On 30 October 2018 in a short statement placed on the Ministry of Housing, Communities and Local Government website, the Government announced the ‘geographical targeting’ of the following five housing programmes:

  • the Housing Infrastructure Fund (HIF) Forward Fund (FF) (£500m announced in the Budget, in addition to £5 billion previously announced);
  • Estates Regeneration Fund (approximately £180m);
  • the short term Home Building Fund (£4.5bn);
  • Small Sites Fund (£630m); and
  • Land Assembly Fund (£1.3bn).

A minimum of 80% of resources available from those programmes will, on average over the next 5 years, be directed at areas of ‘highest affordability pressure’. These are defined using the ratio of median house prices to median workplace-based household income figures.

Homes England have verbally confirmed that this methodology applies to the HIF FF business plan projects already in development, which were announced in February 2018. Those local authority areas with a Forward Fund bid and not identified as having ‘high affordability pressure’ will be competing for a share of 20% of the £5.5 billion available for HIF FF.

This shift in direction is reflected in the Homes England Strategic Plan also published on 30 October 2018, with one of the Agency's key performance indicators being the share of funding to the ‘highest affordability pressure’ areas.

This geographical targeting of the five housing programmes follows the July 2018 announcement that £2 billion of Shared Ownership and Affordable Homes Programme grant funding now available for new social rent homes is limited to local authority areas with a ‘high affordability pressure’ where private rents are £50 or more higher per week than social rents.
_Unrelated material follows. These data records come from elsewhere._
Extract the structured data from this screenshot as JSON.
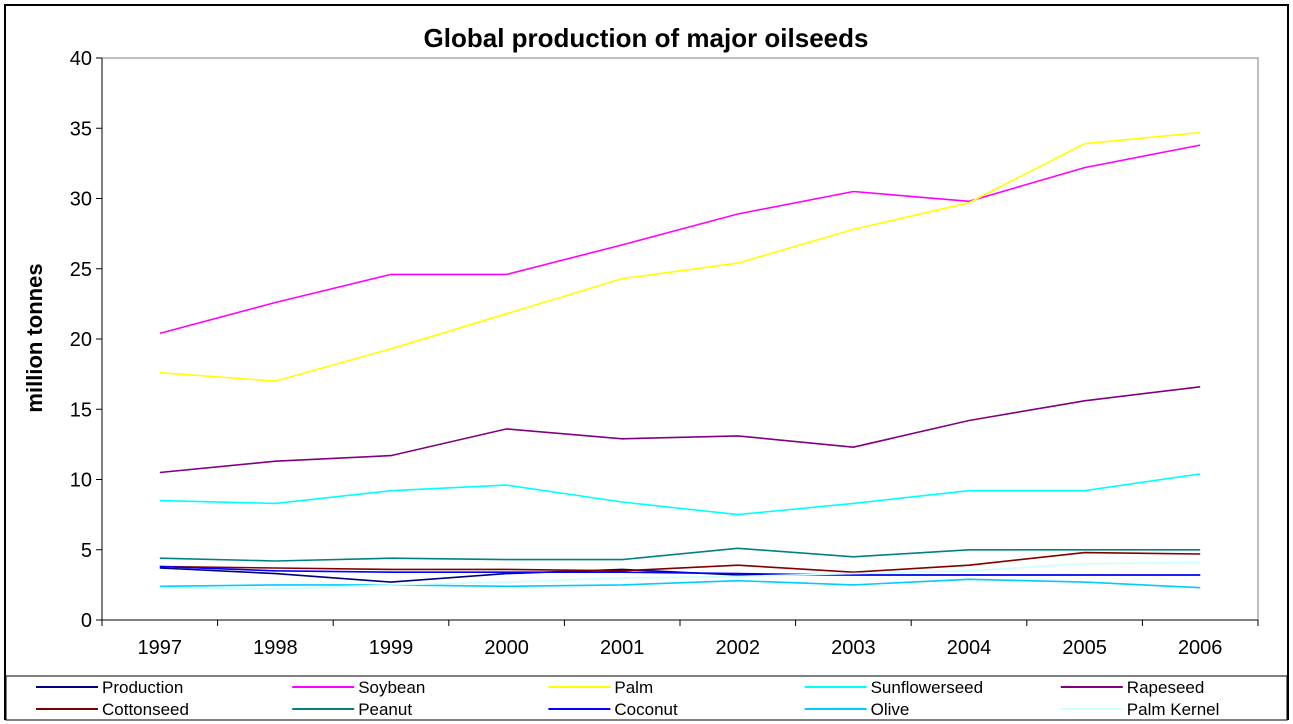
{
  "chart_data": {
    "type": "line",
    "title": "Global production of major oilseeds",
    "xlabel": "",
    "ylabel": "million tonnes",
    "categories": [
      "1997",
      "1998",
      "1999",
      "2000",
      "2001",
      "2002",
      "2003",
      "2004",
      "2005",
      "2006"
    ],
    "ylim": [
      0,
      40
    ],
    "yticks": [
      0,
      5,
      10,
      15,
      20,
      25,
      30,
      35,
      40
    ],
    "grid": false,
    "legend_position": "bottom",
    "series": [
      {
        "name": "Production",
        "color": "#000080",
        "values": [
          3.7,
          3.3,
          2.7,
          3.3,
          3.6,
          3.2,
          3.2,
          3.2,
          3.2,
          3.2
        ]
      },
      {
        "name": "Soybean",
        "color": "#FF00FF",
        "values": [
          20.4,
          22.6,
          24.6,
          24.6,
          26.7,
          28.9,
          30.5,
          29.8,
          32.2,
          33.8
        ]
      },
      {
        "name": "Palm",
        "color": "#FFFF00",
        "values": [
          17.6,
          17.0,
          19.3,
          21.8,
          24.3,
          25.4,
          27.8,
          29.7,
          33.9,
          34.7
        ]
      },
      {
        "name": "Sunflowerseed",
        "color": "#00FFFF",
        "values": [
          8.5,
          8.3,
          9.2,
          9.6,
          8.4,
          7.5,
          8.3,
          9.2,
          9.2,
          10.4
        ]
      },
      {
        "name": "Rapeseed",
        "color": "#800080",
        "values": [
          10.5,
          11.3,
          11.7,
          13.6,
          12.9,
          13.1,
          12.3,
          14.2,
          15.6,
          16.6
        ]
      },
      {
        "name": "Cottonseed",
        "color": "#800000",
        "values": [
          3.8,
          3.7,
          3.6,
          3.6,
          3.5,
          3.9,
          3.4,
          3.9,
          4.8,
          4.7
        ]
      },
      {
        "name": "Peanut",
        "color": "#008080",
        "values": [
          4.4,
          4.2,
          4.4,
          4.3,
          4.3,
          5.1,
          4.5,
          5.0,
          5.0,
          5.0
        ]
      },
      {
        "name": "Coconut",
        "color": "#0000FF",
        "values": [
          3.8,
          3.5,
          3.4,
          3.4,
          3.4,
          3.3,
          3.2,
          3.2,
          3.2,
          3.2
        ]
      },
      {
        "name": "Olive",
        "color": "#00CCFF",
        "values": [
          2.4,
          2.5,
          2.5,
          2.4,
          2.5,
          2.8,
          2.5,
          2.9,
          2.7,
          2.3
        ]
      },
      {
        "name": "Palm Kernel",
        "color": "#CCFFFF",
        "values": [
          2.3,
          2.2,
          2.5,
          2.7,
          3.0,
          3.1,
          3.3,
          3.5,
          4.0,
          4.1
        ]
      }
    ]
  }
}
Only ten local authorities across the North are able to bid. This formula was also to be applied to the Housing Revenue Account borrowing programme until the Prime Minister announced that the borrowing cap was to be lifted.

The new targeted approach of investment can be traced back to the inclusion of major housing programmes in the National Productivity Investment Fund (NPIF) established at Autumn Statement 2016, and then expanded to £31bn at Autumn Budget 2017 along with commitment to Government investment to the Cambridge-Oxford Arc. Responsibility for NPIF lies with the Treasury, with a consequent emphasis on financial criteria driven by property values, which disadvantages lower value areas including many parts of the North and Midlands.

We are particularly disappointed that areas that Key Cities represent appear to suffer as a result of this formula, particularly the North of England and the Midlands. We call on government to reconsider the methodology being used to calculate these grants.